Campus Technology selected HUBzero and Signals for two of its 2011 Campus Technology Innovators Awards. The annual awards recognize higher education institutions for initiatives in educational technology that are models for other schools. Purdue has won five of the awards since 2006, all for technologies developed by Purdue’s IT staff.

Purdue is among 10 award winners for 2011 selected from 393 nominations by higher education institutions worldwide. This is only the second time a school has won two of the awards in one year.

Andrew Barbour, executive editor of Campus Technology, says HUBzero impressed judges with the scope of its set of powerful, integrated tools as well as its international reach. He says Signals helps address one of higher education’s biggest challenges: student retention.

HUBzero makes posting and using computational tools about as easy as posting and viewing a YouTube video and brings access to high-performance and cloud computing resources as close as the Web browser. Built-in social networking features akin to Facebook create communities of researchers, practitioners, educators and students and facilitate virtual research partnerships and education.

HUBzero was originally created for nanoHUB.org, a Purdue-based international nanotechnology resource with hundreds of thousands of users.
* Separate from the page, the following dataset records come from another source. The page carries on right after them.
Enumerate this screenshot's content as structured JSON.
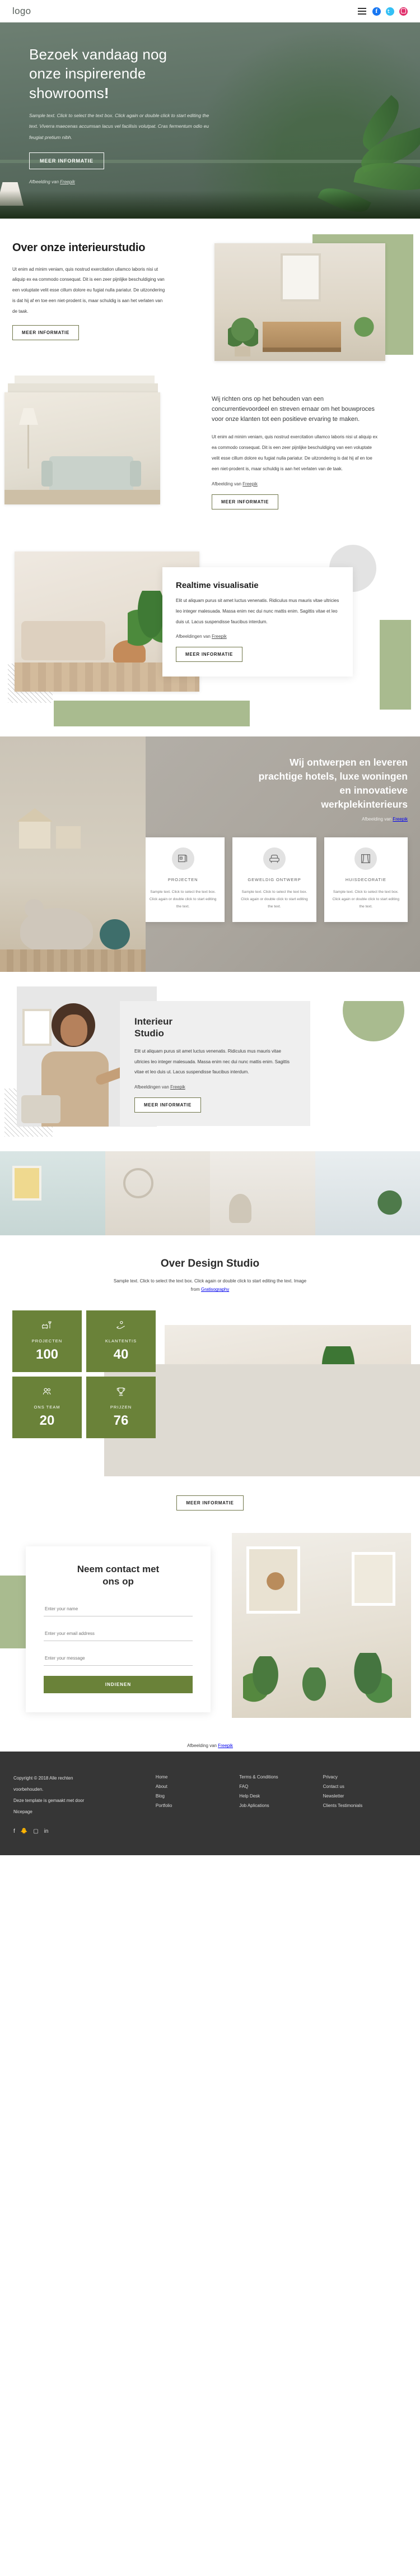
{
  "topbar": {
    "logo": "logo",
    "menu_icon": "hamburger-icon",
    "social": [
      "facebook-icon",
      "twitter-icon",
      "instagram-icon"
    ]
  },
  "hero": {
    "title_line1": "Bezoek vandaag nog",
    "title_line2": "onze inspirerende",
    "title_line3": "showrooms",
    "title_bang": "!",
    "paragraph": "Sample text. Click to select the text box. Click again or double click to start editing the text. Viverra maecenas accumsan lacus vel facilisis volutpat. Cras fermentum odio eu feugiat pretium nibh.",
    "button": "MEER INFORMATIE",
    "credit_prefix": "Afbeelding van ",
    "credit_link": "Freepik"
  },
  "about": {
    "title": "Over onze interieurstudio",
    "paragraph": "Ut enim ad minim veniam, quis nostrud exercitation ullamco laboris nisi ut aliquip ex ea commodo consequat. Dit is een zeer pijnlijke beschuldiging van een voluptate velit esse cillum dolore eu fugiat nulla pariatur. De uitzondering is dat hij af en toe een niet-prodent is, maar schuldig is aan het verlaten van de taak.",
    "button": "MEER INFORMATIE"
  },
  "mission": {
    "lead": "Wij richten ons op het behouden van een concurrentievoordeel en streven ernaar om het bouwproces voor onze klanten tot een positieve ervaring te maken.",
    "paragraph": "Ut enim ad minim veniam, quis nostrud exercitation ullamco laboris nisi ut aliquip ex ea commodo consequat. Dit is een zeer pijnlijke beschuldiging van een voluptate velit esse cillum dolore eu fugiat nulla pariatur. De uitzondering is dat hij af en toe een niet-prodent is, maar schuldig is aan het verlaten van de taak.",
    "credit_prefix": "Afbeelding van ",
    "credit_link": "Freepik",
    "button": "MEER INFORMATIE"
  },
  "realtime": {
    "title": "Realtime visualisatie",
    "paragraph": "Elit ut aliquam purus sit amet luctus venenatis. Ridiculus mus mauris vitae ultricies leo integer malesuada. Massa enim nec dui nunc mattis enim. Sagittis vitae et leo duis ut. Lacus suspendisse faucibus interdum.",
    "credit_prefix": "Afbeeldingen van ",
    "credit_link": "Freepik",
    "button": "MEER INFORMATIE"
  },
  "banner": {
    "title_line1": "Wij ontwerpen en leveren",
    "title_line2": "prachtige hotels, luxe woningen",
    "title_line3": "en innovatieve",
    "title_line4": "werkplekinterieurs",
    "credit_prefix": "Afbeelding van ",
    "credit_link": "Freepik",
    "cards": [
      {
        "icon": "blueprint-icon",
        "title": "PROJECTEN",
        "text": "Sample text. Click to select the text box. Click again or double click to start editing the text."
      },
      {
        "icon": "armchair-icon",
        "title": "GEWELDIG ONTWERP",
        "text": "Sample text. Click to select the text box. Click again or double click to start editing the text."
      },
      {
        "icon": "curtain-icon",
        "title": "HUISDECORATIE",
        "text": "Sample text. Click to select the text box. Click again or double click to start editing the text."
      }
    ]
  },
  "studio": {
    "title_line1": "Interieur",
    "title_line2": "Studio",
    "paragraph": "Elit ut aliquam purus sit amet luctus venenatis. Ridiculus mus mauris vitae ultricies leo integer malesuada. Massa enim nec dui nunc mattis enim. Sagittis vitae et leo duis ut. Lacus suspendisse faucibus interdum.",
    "credit_prefix": "Afbeeldingen van ",
    "credit_link": "Freepik",
    "button": "MEER INFORMATIE"
  },
  "design_studio": {
    "title": "Over Design Studio",
    "subtitle": "Sample text. Click to select the text box. Click again or double click to start editing the text. Image",
    "credit_prefix": "from ",
    "credit_link": "Gratisography",
    "button": "MEER INFORMATIE",
    "stats": [
      {
        "icon": "armchair-lamp-icon",
        "label": "PROJECTEN",
        "value": "100"
      },
      {
        "icon": "handshake-icon",
        "label": "KLANTENTIS",
        "value": "40"
      },
      {
        "icon": "team-icon",
        "label": "ONS TEAM",
        "value": "20"
      },
      {
        "icon": "trophy-icon",
        "label": "PRIJZEN",
        "value": "76"
      }
    ]
  },
  "contact": {
    "title_line1": "Neem contact met",
    "title_line2": "ons op",
    "name_placeholder": "Enter your name",
    "email_placeholder": "Enter your email address",
    "message_placeholder": "Enter your message",
    "submit": "INDIENEN",
    "credit_prefix": "Afbeelding van ",
    "credit_link": "Freepik"
  },
  "footer": {
    "copyright_line1": "Copyright © 2018 Alle rechten",
    "copyright_line2": "voorbehouden.",
    "copyright_line3": "Deze template is gemaakt met door",
    "copyright_line4": "Nicepage",
    "col1": [
      "Home",
      "About",
      "Blog",
      "Portfolio"
    ],
    "col2": [
      "Terms & Conditions",
      "FAQ",
      "Help Desk",
      "Job Aplications"
    ],
    "col3": [
      "Privacy",
      "Contact us",
      "Newsletter",
      "Clients Testimonials"
    ],
    "social": [
      "facebook-icon",
      "twitter-icon",
      "instagram-icon",
      "linkedin-icon"
    ]
  },
  "colors": {
    "accent_green": "#6a8239",
    "sage": "#a9bb8f",
    "hero_green": "#5e7165",
    "banner_grey": "#aba69e",
    "footer_dark": "#363636"
  }
}
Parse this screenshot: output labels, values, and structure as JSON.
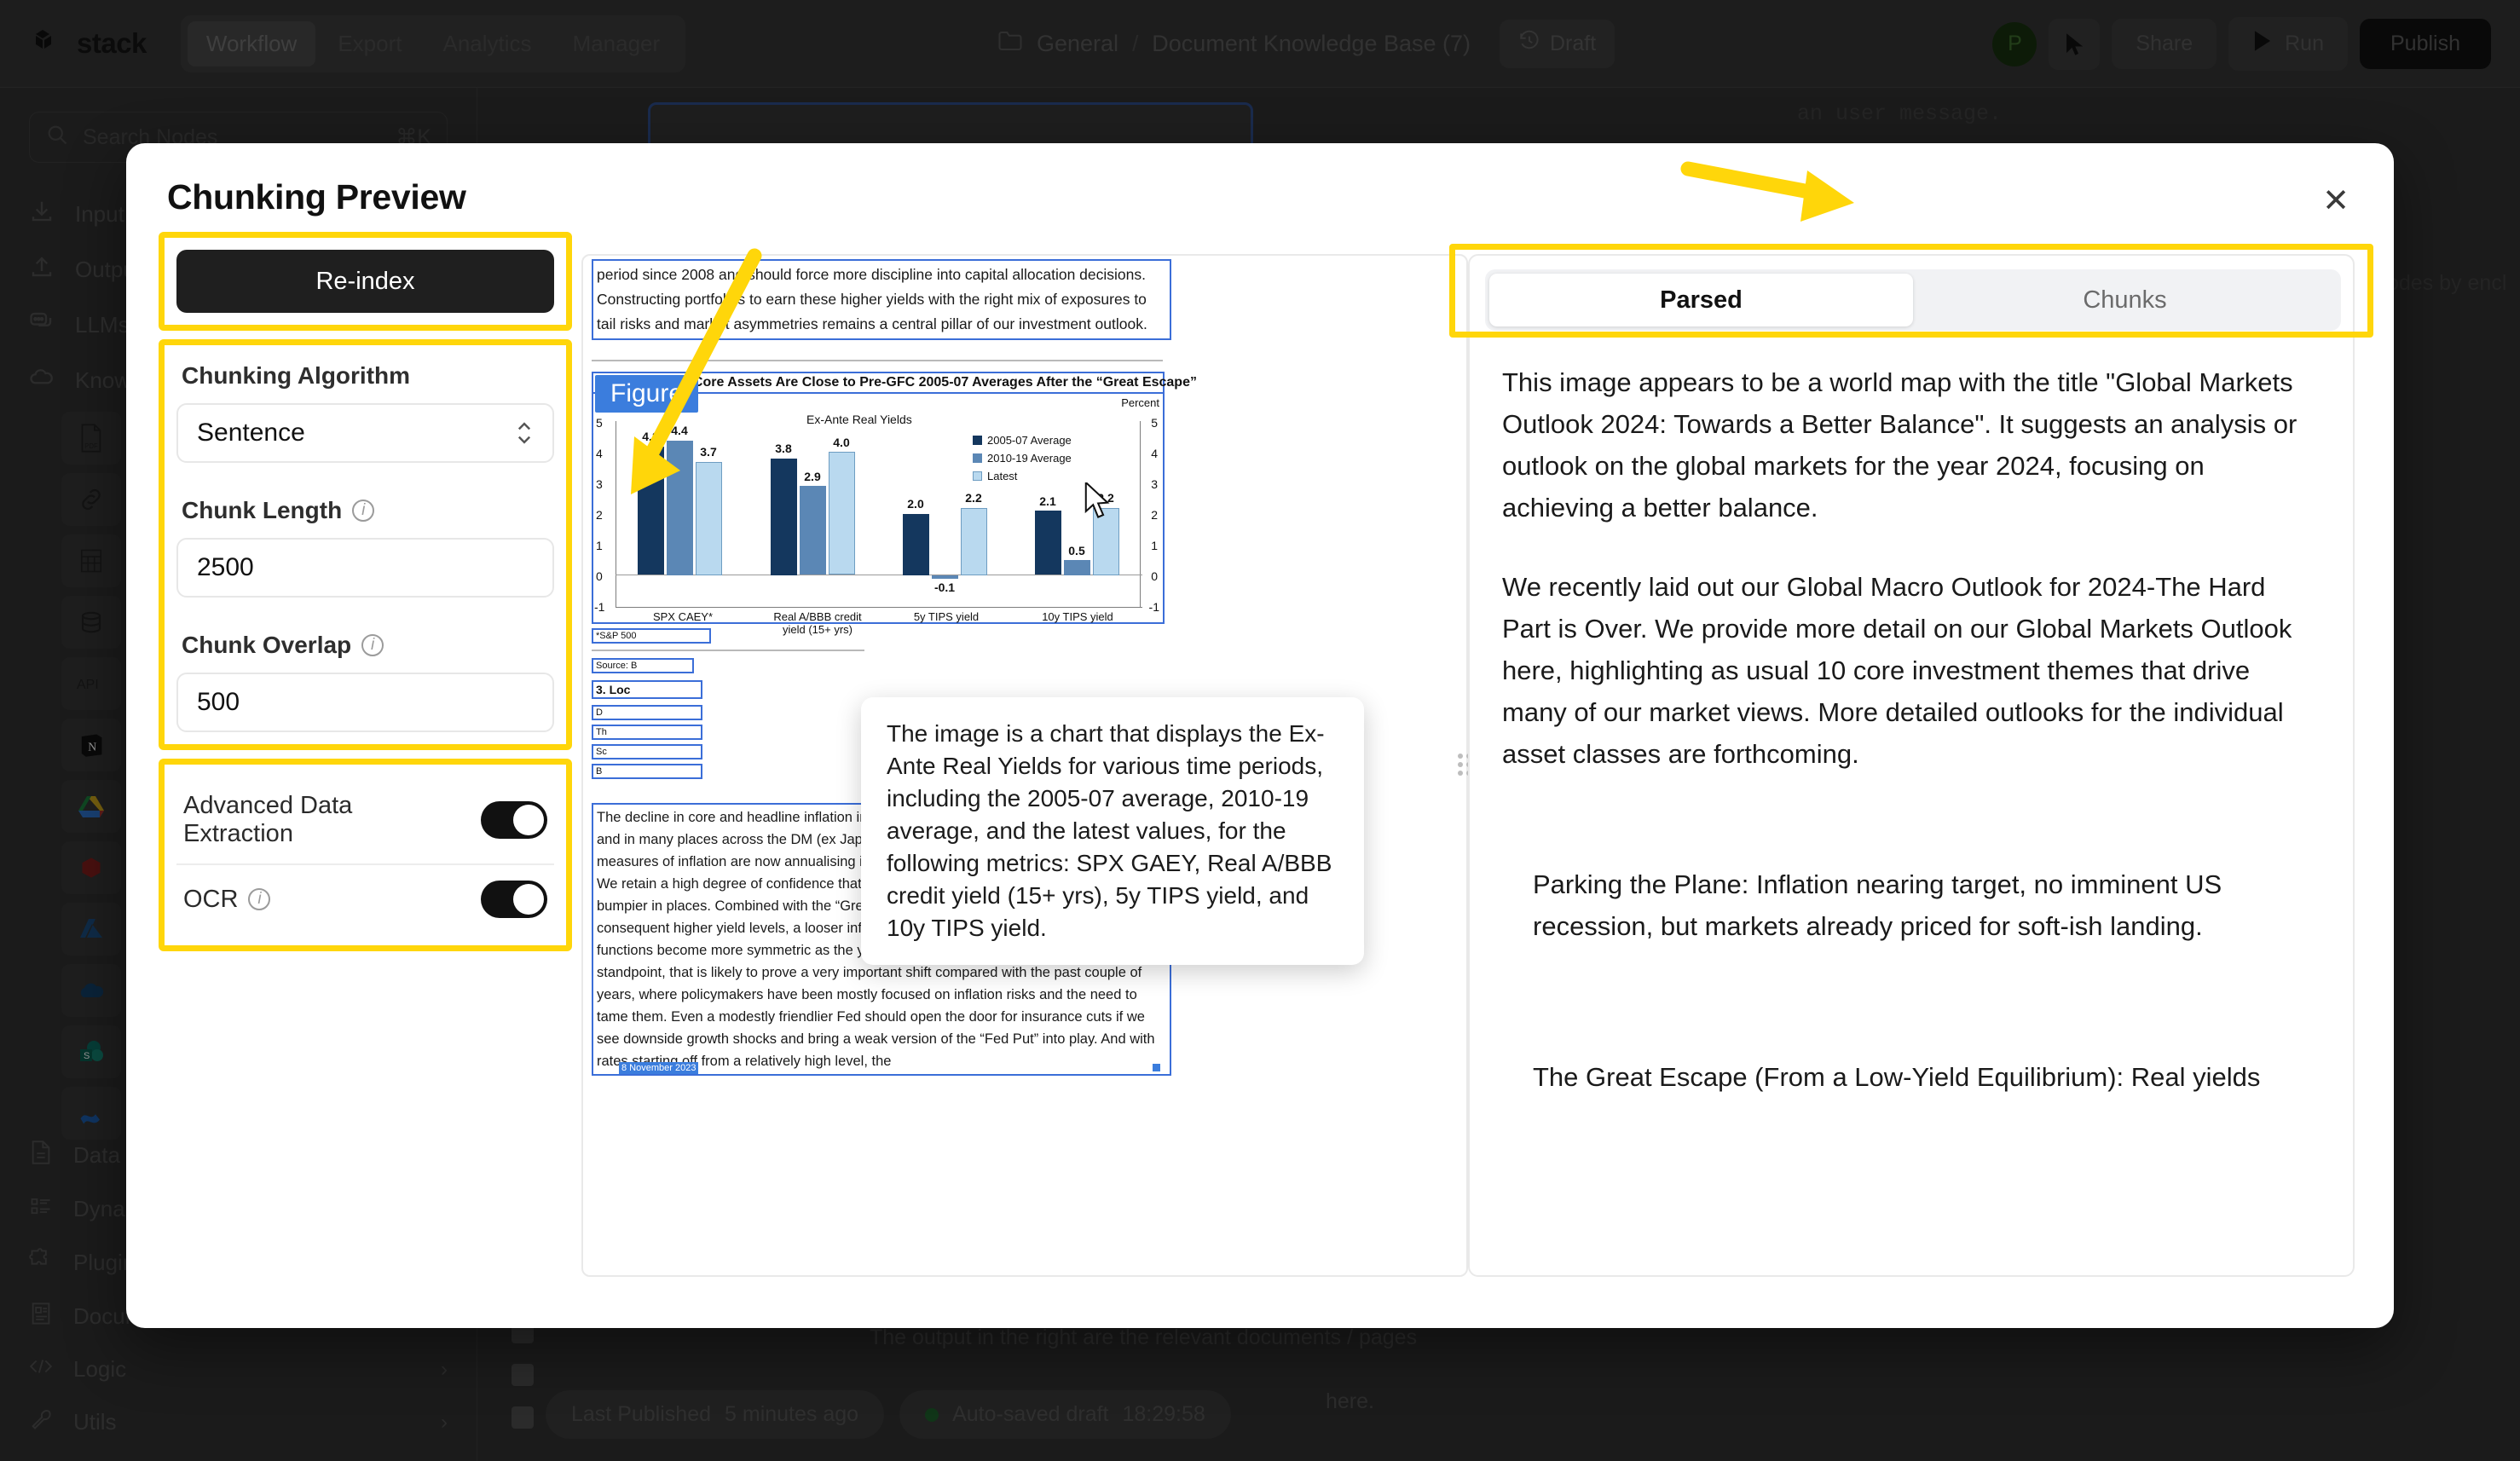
{
  "topbar": {
    "brand": "stack",
    "nav": [
      {
        "label": "Workflow",
        "active": true
      },
      {
        "label": "Export",
        "active": false
      },
      {
        "label": "Analytics",
        "active": false
      },
      {
        "label": "Manager",
        "active": false
      }
    ],
    "breadcrumb": {
      "folder": "General",
      "separator": "/",
      "document": "Document Knowledge Base (7)"
    },
    "draft_label": "Draft",
    "avatar_initial": "P",
    "share_label": "Share",
    "run_label": "Run",
    "publish_label": "Publish"
  },
  "sidebar": {
    "search_placeholder": "Search Nodes",
    "search_shortcut": "⌘K",
    "items": [
      {
        "label": "Input",
        "icon": "download-icon"
      },
      {
        "label": "Output",
        "icon": "upload-icon"
      },
      {
        "label": "LLMs",
        "icon": "chat-icon"
      },
      {
        "label": "Knowledge Base",
        "icon": "cloud-icon"
      }
    ],
    "node_icons": [
      "pdf-icon",
      "link-icon",
      "table-icon",
      "database-icon",
      "api-icon",
      "notion-icon",
      "google-drive-icon",
      "box-icon",
      "azure-icon",
      "onedrive-icon",
      "sharepoint-icon",
      "confluence-icon"
    ],
    "sections": [
      {
        "label": "Data Loaders",
        "icon": "document-icon"
      },
      {
        "label": "Dynamic Inputs",
        "icon": "list-icon"
      },
      {
        "label": "Plugins",
        "icon": "puzzle-icon"
      },
      {
        "label": "Document Readers",
        "icon": "reader-icon"
      },
      {
        "label": "Logic",
        "icon": "code-icon"
      },
      {
        "label": "Utils",
        "icon": "wrench-icon"
      }
    ]
  },
  "canvas": {
    "note_bullet": "The output in the right are the relevant documents / pages",
    "note_tail": "here.",
    "bg_code_line": "an user message.",
    "bg_right_text": "odes by encl",
    "last_published_label": "Last Published",
    "last_published_value": "5 minutes ago",
    "autosave_label": "Auto-saved draft",
    "autosave_time": "18:29:58"
  },
  "modal": {
    "title": "Chunking Preview",
    "close_icon": "close-icon",
    "reindex_label": "Re-index",
    "algorithm_label": "Chunking Algorithm",
    "algorithm_value": "Sentence",
    "chunk_length_label": "Chunk Length",
    "chunk_length_value": "2500",
    "chunk_overlap_label": "Chunk Overlap",
    "chunk_overlap_value": "500",
    "advanced_extraction_label": "Advanced Data Extraction",
    "advanced_extraction_on": true,
    "ocr_label": "OCR",
    "ocr_on": true,
    "highlight_color": "#FFD60A",
    "tabs": [
      {
        "label": "Parsed",
        "active": true
      },
      {
        "label": "Chunks",
        "active": false
      }
    ],
    "parsed_paragraphs": [
      "This image appears to be a world map with the title \"Global Markets Outlook 2024: Towards a Better Balance\". It suggests an analysis or outlook on the global markets for the year 2024, focusing on achieving a better balance.",
      "We recently laid out our Global Macro Outlook for 2024-The Hard Part is Over. We provide more detail on our Global Markets Outlook here, highlighting as usual 10 core investment themes that drive many of our market views. More detailed outlooks for the individual asset classes are forthcoming.",
      "Parking the Plane: Inflation nearing target, no imminent US recession, but markets already priced for soft-ish landing.",
      "The Great Escape (From a Low-Yield Equilibrium): Real yields"
    ]
  },
  "document_preview": {
    "top_paragraph": "period since 2008 and should force more discipline into capital allocation decisions. Constructing portfolios to earn these higher yields with the right mix of exposures to tail risks and market asymmetries remains a central pillar of our investment outlook.",
    "figure_badge": "Figure",
    "figure_title": "Real Yields on Core Assets Are Close to Pre-GFC 2005-07 Averages After the “Great Escape”",
    "footnote": "*S&P 500",
    "source_line": "Source: B",
    "section_heading": "3. Loc",
    "bullet_stubs": [
      "D",
      "Th",
      "Sc",
      "B"
    ],
    "tooltip_text": "The image is a chart that displays the Ex-Ante Real Yields for various time periods, including the 2005-07 average, 2010-19 average, and the latest values, for the following metrics: SPX GAEY, Real A/BBB credit yield (15+ yrs), 5y TIPS yield, and 10y TIPS yield.",
    "bottom_paragraph": "The decline in core and headline inflation in the second half of this year has been striking, and in many places across the DM (ex Japan) and EM (ex China) world, core and trimmed measures of inflation are now annualising in the vicinity of central banks’ inflation targets. We retain a high degree of confidence that disinflation will continue to progress, even if it is bumpier in places. Combined with the “Great Escape” (see Theme 2 above) and the consequent higher yield levels, a looser inflation constraint should mean that policy reaction functions become more symmetric as the year progresses. From an asset market standpoint, that is likely to prove a very important shift compared with the past couple of years, where policymakers have been mostly focused on inflation risks and the need to tame them. Even a modestly friendlier Fed should open the door for insurance cuts if we see downside growth shocks and bring a weak version of the “Fed Put” into play. And with rates starting off from a relatively high level, the",
    "page_footer": "8 November 2023"
  },
  "chart_data": {
    "type": "bar",
    "title": "Ex-Ante Real Yields",
    "categories": [
      "SPX CAEY*",
      "Real A/BBB credit yield (15+ yrs)",
      "5y TIPS yield",
      "10y TIPS yield"
    ],
    "series": [
      {
        "name": "2005-07 Average",
        "color": "#14375e",
        "values": [
          4.2,
          3.8,
          2.0,
          2.1
        ]
      },
      {
        "name": "2010-19 Average",
        "color": "#5b87b5",
        "values": [
          4.4,
          2.9,
          -0.1,
          0.5
        ]
      },
      {
        "name": "Latest",
        "color": "#b9d9ef",
        "values": [
          3.7,
          4.0,
          2.2,
          2.2
        ]
      }
    ],
    "ylabel": "Percent",
    "ylabel_right": "Percent",
    "ylim": [
      -1,
      5
    ],
    "yticks": [
      -1,
      0,
      1,
      2,
      3,
      4,
      5
    ],
    "legend_position": "top-right",
    "grid": false
  }
}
It now supports more than 30 hubs and growing built around topics ranging from cancer care and environmental modeling to the study of volcanoes and engineering earthquake-resistant buildings, bridges and related structures.

Signals, available for use by any Purdue faculty member, mines student performance and behavioral data to warn students as early as the second week of the semester that they could be in danger of falling behind in a class and provide them with concrete steps to get help and improve.

“We’ve found this can improve student performance an average of one letter grade for many students and improve student success and retention,” says John Campbell, ITaP associate vice president for academic technologies, a chief architect of Signals, who also heads the Rosen Center for Advanced Computing, ITaP's research computing unit.

Signals, branded as Course Signals, is now available to other campuses through a Purdue partnership with SunGard Higher Education, announced in October 2010.

It is the third year in a row Purdue has won at least one of the Campus Technology awards. The 2010 award was for the Community Cluster Program, a cooperative effort by faculty members and ITaP to build supercomputers that now rank Purdue’s research computing resources in the top four nationally among academic institutions. The 2009 award was for DiaGrid, a distributed computing system that makes ten of thousands of processors available for research. DiaGrid is available for use by any Purdue faculty member.